Kaneda Y, Yamamoto Y, Kamada H, Tsunoda S, Tsutsumi Y, Hirano T, Mayumi T
Faculty of Pharmaceutical Sciences, Osaka University, Suita, Japan.
Cancer Res. 1998 Jan 15;58(2):290-5.
The purpose of this study is to further explore the usefulness of conjugation with functional polymeric modifiers for clinical application of bioactive proteins and to increase the therapeutic efficacy of tumor necrosis factor alpha (TNF-alpha) by conjugation in vivo.

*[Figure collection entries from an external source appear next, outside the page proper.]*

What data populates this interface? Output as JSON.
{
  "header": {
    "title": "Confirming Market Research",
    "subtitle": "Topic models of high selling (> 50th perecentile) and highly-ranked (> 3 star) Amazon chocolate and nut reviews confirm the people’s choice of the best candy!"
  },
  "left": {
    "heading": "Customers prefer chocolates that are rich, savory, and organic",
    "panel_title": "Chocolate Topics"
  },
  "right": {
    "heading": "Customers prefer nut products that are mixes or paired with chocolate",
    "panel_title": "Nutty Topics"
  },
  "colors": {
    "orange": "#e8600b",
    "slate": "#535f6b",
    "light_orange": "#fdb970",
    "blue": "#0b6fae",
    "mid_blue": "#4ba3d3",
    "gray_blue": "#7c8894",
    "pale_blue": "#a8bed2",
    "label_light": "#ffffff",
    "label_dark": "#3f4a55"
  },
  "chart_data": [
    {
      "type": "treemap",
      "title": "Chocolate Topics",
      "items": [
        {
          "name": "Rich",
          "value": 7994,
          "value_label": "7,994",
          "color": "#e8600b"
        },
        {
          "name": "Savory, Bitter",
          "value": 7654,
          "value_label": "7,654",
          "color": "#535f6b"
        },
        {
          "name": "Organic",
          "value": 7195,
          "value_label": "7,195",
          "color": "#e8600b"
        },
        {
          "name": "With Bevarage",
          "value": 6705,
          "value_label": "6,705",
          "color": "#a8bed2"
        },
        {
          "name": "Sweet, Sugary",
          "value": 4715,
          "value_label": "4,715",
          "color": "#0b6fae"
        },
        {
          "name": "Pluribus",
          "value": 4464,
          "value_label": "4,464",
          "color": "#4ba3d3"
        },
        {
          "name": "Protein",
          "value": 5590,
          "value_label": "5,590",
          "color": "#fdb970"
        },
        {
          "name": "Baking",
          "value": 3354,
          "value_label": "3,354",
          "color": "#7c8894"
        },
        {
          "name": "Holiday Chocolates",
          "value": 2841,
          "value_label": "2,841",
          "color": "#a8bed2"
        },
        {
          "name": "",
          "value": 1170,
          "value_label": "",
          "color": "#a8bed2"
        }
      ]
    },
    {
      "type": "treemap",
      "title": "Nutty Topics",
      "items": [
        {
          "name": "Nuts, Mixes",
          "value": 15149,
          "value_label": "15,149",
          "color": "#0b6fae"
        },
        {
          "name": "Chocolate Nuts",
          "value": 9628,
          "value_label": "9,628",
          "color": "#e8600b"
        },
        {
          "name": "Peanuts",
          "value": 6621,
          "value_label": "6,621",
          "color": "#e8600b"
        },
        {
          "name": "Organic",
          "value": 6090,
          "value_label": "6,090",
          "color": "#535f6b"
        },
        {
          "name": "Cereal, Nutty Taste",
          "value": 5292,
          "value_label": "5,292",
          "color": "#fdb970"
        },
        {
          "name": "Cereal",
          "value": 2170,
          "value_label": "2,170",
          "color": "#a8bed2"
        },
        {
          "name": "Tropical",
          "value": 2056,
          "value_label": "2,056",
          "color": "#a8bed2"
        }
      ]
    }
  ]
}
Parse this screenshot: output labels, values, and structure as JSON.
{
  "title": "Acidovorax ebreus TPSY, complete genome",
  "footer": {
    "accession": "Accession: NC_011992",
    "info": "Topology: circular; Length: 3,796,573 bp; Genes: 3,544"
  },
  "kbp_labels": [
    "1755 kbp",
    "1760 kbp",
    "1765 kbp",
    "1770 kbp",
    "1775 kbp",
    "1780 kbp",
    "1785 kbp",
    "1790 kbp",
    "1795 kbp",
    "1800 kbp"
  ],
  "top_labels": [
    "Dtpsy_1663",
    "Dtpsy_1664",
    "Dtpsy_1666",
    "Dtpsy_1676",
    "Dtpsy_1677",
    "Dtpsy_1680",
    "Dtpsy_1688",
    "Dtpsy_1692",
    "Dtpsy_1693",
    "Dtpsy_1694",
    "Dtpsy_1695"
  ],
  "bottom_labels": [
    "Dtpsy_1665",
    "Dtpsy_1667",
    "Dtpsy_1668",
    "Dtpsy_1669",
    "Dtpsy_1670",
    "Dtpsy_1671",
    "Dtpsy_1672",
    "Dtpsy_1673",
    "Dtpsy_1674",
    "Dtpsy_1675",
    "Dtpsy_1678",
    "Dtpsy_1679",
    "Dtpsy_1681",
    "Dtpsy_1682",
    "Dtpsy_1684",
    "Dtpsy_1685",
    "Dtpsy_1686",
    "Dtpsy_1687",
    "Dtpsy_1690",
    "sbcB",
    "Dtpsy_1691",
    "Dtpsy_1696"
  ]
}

We synthesized TNF-alpha conjugated with the copolymer of divinyl ether and maleic anhydride (DIVEMA), which has intrinsic antitumor activity as a synthetic biological response modifier. The synthesis of DIVEMA-TNF-alpha could be controlled by the addition of 2,3-dimethylmaleic anhydride (DMMAn), which binds to or separates from amino groups when the pH is changed. The specific activity of DIVEMA-TNF-alpha (+) synthesized with DMMAn was hardly decreased in vitro. However, DIVEMA-TNF-alpha (-), which is conjugated without blocking by DMMAn, had a markedly diminished specific activity. DIVEMA-TNF-alpha (+) caused a dramatic hemorrhagic necrotic effect on the tumor when compared to native TNF-alpha 24 h after i.v. injection into mice bearing Sarcoma-180 solid tumors. In addition, DIVEMA-TNF-alpha (+) at a dose of only 100 Japan reference units per mouse revealed a dramatic antitumor effect that is approximately 100 times greater than native TNF-alpha and that could induce complete regression in all five mice bearing Meth-A solid tumors without any apparent side effects. Because neither DIVEMA alone nor a mixture of TNF-alpha and DIVEMA caused antitumor activity with i.v. administration, the increase in antitumor potency of TNF-alpha may be caused by the covalent conjugation with DIVEMA. DIVEMA-TNF-alpha at low dose revealed dramatic antitumor potency. Because TNF-alpha injected in vivo is extremely low-dose, concentration of intrinsic TNF-alpha in vivo is not influenced. Therefore, the cytokine network in vivo is not destroyed. These results suggest that DIVEMA is a useful polymeric modifier for conjugation of TNF-alpha to increase its antitumor activity.
本研究的目的是进一步探索与功能性聚合物修饰剂结合对于生物活性蛋白临床应用的有用性,并通过体内结合来提高肿瘤坏死因子α(TNF-α)的治疗效果。我们合成了与二乙烯基醚和顺丁烯二酸酐共聚物(DIVEMA)结合的TNF-α,DIVEMA作为一种合成生物反应调节剂具有内在的抗肿瘤活性。DIVEMA-TNF-α的合成可通过添加2,3-二甲基马来酸酐(DMMAn)来控制,当pH值改变时,DMMAn会与氨基结合或分离。用DMMAn合成的DIVEMA-TNF-α(+)在体外其比活性几乎没有降低。然而,未被DMMAn封闭而结合的DIVEMA-TNF-α(-),其比活性则显著降低。与天然TNF-α相比,静脉注射到携带肉瘤180实体瘤的小鼠体内24小时后,DIVEMA-TNF-α(+)对肿瘤产生了显著的出血坏死效应。此外,每只小鼠仅注射100日本参考单位剂量的DIVEMA-TNF-α(+)就显示出显著的抗肿瘤效果,其效果比天然TNF-α大约强100倍,并且可以使所有五只携带Meth-A实体瘤的小鼠完全消退,且没有任何明显的副作用。由于单独的DIVEMA或TNF-α与DIVEMA的混合物静脉给药均未产生抗肿瘤活性,TNF-α抗肿瘤效力的提高可能是由于与DIVEMA的共价结合。低剂量的DIVEMA-TNF-α显示出显著的抗肿瘤效力。由于体内注射的TNF-α剂量极低,因此不会影响体内内源性TNF-α的浓度。因此,体内的细胞因子网络不会被破坏。这些结果表明,DIVEMA是一种用于结合TNF-α以增加其抗肿瘤活性的有用聚合物修饰剂。